South-Central Section - 51st Annual Meeting - 2017

Paper No. 8-51
Presentation Time: 9:00 AM-5:30 PM


SHACKLETON, Travis, Department of Geology and Geophysics, Texas A&M University, 400 Bizzell St, College Station, TX 77843,

In this study we analyze the impact of foraminifera in marine sediments on the macro-scale mechanical behavior. We uniformly mix foraminifera with natural marine mudstone in three different microfossil concentrations: 0 wt%, 6.5 wt%, and 12.3 wt%. The mudstone is from Site C0011 in the Nankai Trough, offshore Japan, obtained during Integrated Ocean Drilling Program (IODP) Expedition 322. The foraminifera are extracted by washing and sieving of marine sediments from IODP sites U1337 and U1338 in the Equatorial Pacific near Hawaii. We use resedimentation to prepare the homogeneous microfossil-rich mudstone samples and uniaxially compress them to 100 kPa. Resedimentation simulates the natural processes of sedimentation and burial under controlled conditions. Microfossil-rich sediments are known to initially not consolidate to as low porosities as other marine clays owing to microfossil shells acting as structural components. But they show a delayed compressibility when the yield stress is overcome and microfossil shells collapse resulting in an increase in porosity and compressibility. Here, we investigate the threshold microfossil content at which the microfabric significantly changes during compression and the stress at which foraminifera chambers start to break. For the low stresses considered in this experiment, we find that for increasing foraminifera concentrations from 0 wt% to 12.3 wt%, initial void ratio decreases from 2.65 to 2.27, compression index decreases from 0.69 to 0.53, and the permeability decrease with decreasing porosity remains relatively constant.

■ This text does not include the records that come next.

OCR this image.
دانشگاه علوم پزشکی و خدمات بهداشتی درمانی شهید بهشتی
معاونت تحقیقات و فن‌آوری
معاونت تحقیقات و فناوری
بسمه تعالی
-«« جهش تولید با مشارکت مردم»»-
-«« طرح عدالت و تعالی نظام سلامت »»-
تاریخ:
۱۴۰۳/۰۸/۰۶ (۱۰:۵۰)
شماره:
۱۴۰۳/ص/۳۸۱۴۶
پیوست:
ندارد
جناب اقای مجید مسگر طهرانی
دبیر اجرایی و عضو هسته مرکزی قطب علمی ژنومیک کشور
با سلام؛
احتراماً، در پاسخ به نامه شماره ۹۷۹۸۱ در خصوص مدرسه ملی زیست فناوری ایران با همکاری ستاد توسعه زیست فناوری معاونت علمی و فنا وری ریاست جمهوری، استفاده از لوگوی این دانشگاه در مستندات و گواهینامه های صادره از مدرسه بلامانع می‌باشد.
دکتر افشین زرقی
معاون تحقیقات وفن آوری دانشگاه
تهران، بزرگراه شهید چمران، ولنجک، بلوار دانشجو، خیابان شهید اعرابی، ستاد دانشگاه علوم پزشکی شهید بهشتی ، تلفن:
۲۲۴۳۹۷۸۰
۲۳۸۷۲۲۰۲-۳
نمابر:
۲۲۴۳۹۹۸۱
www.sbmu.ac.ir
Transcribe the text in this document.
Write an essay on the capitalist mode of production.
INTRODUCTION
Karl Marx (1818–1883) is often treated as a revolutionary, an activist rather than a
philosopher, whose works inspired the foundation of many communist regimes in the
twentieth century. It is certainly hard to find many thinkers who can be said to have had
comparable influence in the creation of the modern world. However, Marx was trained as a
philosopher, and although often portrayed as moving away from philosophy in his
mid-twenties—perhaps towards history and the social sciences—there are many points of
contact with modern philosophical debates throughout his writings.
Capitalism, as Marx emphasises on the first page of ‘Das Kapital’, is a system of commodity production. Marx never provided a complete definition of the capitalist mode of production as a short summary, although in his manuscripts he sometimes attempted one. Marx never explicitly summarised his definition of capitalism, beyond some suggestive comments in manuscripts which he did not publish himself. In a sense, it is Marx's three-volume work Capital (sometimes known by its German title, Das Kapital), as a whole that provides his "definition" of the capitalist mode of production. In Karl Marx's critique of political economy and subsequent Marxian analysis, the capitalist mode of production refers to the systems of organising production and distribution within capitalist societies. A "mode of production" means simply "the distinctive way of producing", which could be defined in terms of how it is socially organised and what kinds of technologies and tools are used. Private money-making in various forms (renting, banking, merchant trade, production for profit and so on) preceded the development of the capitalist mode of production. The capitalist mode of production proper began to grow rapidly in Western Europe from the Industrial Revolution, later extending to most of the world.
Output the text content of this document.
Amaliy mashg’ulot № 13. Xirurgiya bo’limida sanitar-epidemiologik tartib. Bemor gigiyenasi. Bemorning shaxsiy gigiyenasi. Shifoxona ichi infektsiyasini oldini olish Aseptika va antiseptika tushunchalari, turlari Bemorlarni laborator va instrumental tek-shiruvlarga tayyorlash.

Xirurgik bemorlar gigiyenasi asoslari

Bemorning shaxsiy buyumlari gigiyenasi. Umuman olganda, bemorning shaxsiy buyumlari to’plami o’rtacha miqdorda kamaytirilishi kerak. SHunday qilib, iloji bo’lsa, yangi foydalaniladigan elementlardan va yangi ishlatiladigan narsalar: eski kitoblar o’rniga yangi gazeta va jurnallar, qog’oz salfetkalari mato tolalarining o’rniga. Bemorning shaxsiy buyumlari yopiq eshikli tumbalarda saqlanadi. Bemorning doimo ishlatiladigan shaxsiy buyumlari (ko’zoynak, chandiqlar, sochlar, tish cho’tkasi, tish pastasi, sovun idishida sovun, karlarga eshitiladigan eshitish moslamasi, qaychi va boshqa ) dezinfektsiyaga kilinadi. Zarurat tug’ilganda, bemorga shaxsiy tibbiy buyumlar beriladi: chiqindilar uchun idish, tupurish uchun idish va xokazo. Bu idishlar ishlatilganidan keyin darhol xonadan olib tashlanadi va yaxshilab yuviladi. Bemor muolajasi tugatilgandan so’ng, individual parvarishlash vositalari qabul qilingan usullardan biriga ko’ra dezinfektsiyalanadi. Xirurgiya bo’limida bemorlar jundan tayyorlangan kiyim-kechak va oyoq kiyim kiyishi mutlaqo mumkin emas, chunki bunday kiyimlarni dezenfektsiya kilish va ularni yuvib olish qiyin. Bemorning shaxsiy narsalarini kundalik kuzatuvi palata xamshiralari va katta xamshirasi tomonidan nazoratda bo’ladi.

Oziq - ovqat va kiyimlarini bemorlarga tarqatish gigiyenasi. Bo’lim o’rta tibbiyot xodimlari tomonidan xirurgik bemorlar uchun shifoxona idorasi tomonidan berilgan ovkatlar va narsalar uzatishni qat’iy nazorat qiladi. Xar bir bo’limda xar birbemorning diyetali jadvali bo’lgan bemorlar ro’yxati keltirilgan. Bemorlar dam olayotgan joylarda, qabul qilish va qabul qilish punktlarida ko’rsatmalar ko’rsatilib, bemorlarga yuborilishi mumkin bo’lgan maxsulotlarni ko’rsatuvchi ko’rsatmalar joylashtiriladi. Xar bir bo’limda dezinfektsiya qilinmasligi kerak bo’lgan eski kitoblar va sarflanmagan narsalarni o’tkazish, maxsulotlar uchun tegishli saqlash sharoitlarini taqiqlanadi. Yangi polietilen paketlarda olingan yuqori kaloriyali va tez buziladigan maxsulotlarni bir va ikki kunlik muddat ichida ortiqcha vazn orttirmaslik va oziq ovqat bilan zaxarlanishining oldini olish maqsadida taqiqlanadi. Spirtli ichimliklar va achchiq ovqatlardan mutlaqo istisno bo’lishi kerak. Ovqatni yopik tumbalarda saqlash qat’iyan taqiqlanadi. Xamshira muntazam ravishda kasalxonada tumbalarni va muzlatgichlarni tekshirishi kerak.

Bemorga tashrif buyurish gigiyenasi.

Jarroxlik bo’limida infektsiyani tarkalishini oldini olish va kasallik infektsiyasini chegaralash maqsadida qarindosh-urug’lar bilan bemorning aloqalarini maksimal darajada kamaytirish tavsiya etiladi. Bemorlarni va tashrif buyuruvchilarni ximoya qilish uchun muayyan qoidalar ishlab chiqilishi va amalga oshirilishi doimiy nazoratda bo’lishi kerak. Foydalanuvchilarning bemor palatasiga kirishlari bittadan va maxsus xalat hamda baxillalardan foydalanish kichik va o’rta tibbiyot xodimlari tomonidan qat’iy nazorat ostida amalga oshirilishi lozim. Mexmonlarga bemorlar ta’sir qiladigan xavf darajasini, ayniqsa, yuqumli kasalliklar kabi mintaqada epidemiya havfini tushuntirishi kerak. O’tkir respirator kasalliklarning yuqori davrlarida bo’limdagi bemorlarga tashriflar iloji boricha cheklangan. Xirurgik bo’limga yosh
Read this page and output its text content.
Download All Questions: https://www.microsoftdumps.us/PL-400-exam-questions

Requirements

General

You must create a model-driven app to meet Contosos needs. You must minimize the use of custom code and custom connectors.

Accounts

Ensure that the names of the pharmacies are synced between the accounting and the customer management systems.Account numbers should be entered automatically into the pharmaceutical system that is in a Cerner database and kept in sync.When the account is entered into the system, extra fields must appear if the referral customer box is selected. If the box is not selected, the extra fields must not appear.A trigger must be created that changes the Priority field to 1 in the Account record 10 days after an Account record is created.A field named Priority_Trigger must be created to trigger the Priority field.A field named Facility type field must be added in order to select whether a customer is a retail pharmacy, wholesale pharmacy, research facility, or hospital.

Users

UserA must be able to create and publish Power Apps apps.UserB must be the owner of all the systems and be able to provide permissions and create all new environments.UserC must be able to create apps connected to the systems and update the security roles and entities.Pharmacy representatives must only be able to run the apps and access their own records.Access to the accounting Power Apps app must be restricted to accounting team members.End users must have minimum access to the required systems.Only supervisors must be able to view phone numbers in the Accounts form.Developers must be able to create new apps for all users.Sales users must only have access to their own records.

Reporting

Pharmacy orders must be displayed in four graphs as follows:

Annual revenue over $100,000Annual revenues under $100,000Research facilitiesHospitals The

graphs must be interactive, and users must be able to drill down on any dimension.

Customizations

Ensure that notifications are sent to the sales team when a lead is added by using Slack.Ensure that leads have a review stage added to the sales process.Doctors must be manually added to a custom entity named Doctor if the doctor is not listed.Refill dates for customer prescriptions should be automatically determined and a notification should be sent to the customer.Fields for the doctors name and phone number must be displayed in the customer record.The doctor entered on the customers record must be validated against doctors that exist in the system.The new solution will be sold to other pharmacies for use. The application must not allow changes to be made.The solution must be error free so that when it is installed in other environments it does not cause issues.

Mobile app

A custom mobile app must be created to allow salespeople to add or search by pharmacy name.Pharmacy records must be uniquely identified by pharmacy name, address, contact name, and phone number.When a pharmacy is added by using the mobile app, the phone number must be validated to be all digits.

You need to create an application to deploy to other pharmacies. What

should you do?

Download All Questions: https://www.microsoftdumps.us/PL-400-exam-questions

We also use petrography and scanning electron microscopy to identify the foraminifera shells as well as investigate microstructural changes during compression. This study has large implications for submarine slope failure due to the possible sudden expulsion of water causing a pore pressure increase, which may destabilize continental slopes, and cause a hazard for coastal communities and offshore infrastructure.